Te Ture contains guidance for departments of state. Similarly, the Act should require departments, as far as is reasonably practical, to use the English language alongside te reo in the promotion of government services and the provision of information to the public. Government services should be made accessible to OTTs through the use of appropriate means (including the use of the English language).

Then there are the institutions established by Te Ture: Te Taura Whiri i te Reo Māori and Te Mātāwai. The role of an English Language Commission would be similar to Te Taura Whiri: to take steps to give effect to the status of English as an official language, and to promote English as a living language and an ordinary means of communication. This might include, for example, an annual English Language Week, an English Language Moment and English Language Awards. The commission would also certify translators and interpreters of English into te reo Māori.

An equivalent for Te Mātāwai will need careful thought, as its role will be to act on behalf of OTTs and their tribes, provide leadership in promoting the health and well-being of the English language for OTTs and their tribes and to support, inform and influence the Crown’s initiatives in protecting, promoting and revitalising the English language.
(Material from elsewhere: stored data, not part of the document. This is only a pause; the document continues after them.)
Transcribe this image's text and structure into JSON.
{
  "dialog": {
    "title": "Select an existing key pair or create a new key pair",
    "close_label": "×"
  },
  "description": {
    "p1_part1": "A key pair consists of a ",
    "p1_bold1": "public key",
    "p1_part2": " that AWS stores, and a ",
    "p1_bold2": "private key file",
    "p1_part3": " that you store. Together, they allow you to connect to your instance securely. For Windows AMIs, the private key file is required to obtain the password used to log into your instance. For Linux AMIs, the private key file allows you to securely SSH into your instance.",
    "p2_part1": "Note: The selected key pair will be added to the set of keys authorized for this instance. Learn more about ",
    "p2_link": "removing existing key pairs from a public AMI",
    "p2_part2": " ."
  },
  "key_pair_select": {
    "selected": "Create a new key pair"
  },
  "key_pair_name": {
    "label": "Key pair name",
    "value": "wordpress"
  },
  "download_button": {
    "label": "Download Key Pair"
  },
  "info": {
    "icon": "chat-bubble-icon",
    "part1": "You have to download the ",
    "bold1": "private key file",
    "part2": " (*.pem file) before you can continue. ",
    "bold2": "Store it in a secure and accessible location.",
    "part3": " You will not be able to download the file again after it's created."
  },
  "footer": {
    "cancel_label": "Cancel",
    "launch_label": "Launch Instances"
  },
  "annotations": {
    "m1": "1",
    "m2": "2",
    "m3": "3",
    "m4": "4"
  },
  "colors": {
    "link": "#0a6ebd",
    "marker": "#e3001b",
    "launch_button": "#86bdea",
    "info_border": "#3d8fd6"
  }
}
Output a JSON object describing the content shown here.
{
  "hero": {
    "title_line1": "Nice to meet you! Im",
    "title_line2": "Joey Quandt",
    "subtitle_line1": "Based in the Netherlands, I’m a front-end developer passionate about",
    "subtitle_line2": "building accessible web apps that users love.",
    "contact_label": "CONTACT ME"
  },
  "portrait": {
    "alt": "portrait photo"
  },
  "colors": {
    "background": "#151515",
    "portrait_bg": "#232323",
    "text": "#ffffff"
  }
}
The challenge lies in establishing representative structures for OTTs, their tribes and language organisations, to whom the equivalent of Te Mātāwai will be accountable. In the absence of existing structures, it may be necessary to provide a system whereby OTTs can register with their tribe in the same way that Māori have done in relation to Te Tiriti negotiations and settlements.

There are of course many other Māori language initiatives by government and by Māori. The method of appointment to some entities, specifically Te Māngai Pāho and the Māori Television Service, are prescribed in Te Ture. Others are governed by legislation such as the Broadcasting Act and the Education Act. An assessment will need to be made whether such bodies are required for the English language. Arguably, English language media are well established, and English medium schools, having been in existence since the time of Te Tiriti, are found the length and breadth of Aotearoa.

That brings us back to the purpose of the proposed legislation, which we need to be clear about. Te Ture mō te Reo Māori was passed because the language was under threat largely due to its suppression by the Crown. The NZ Sign Language Act was passed to give Deaf people access to justice and public services. They were made “official languages” to make officials take notice. The question has to be asked whether the English language, which is spoken by over four and a half million people in Aotearoa, dominates in most of our media and schools, and is the language used in almost all of our legislation, is in need of support, and whether OTTs are in danger of losing their taonga. Or is the purpose simply to ensure that Māori don’t get anything that OTTs don’t have, irrespective of need?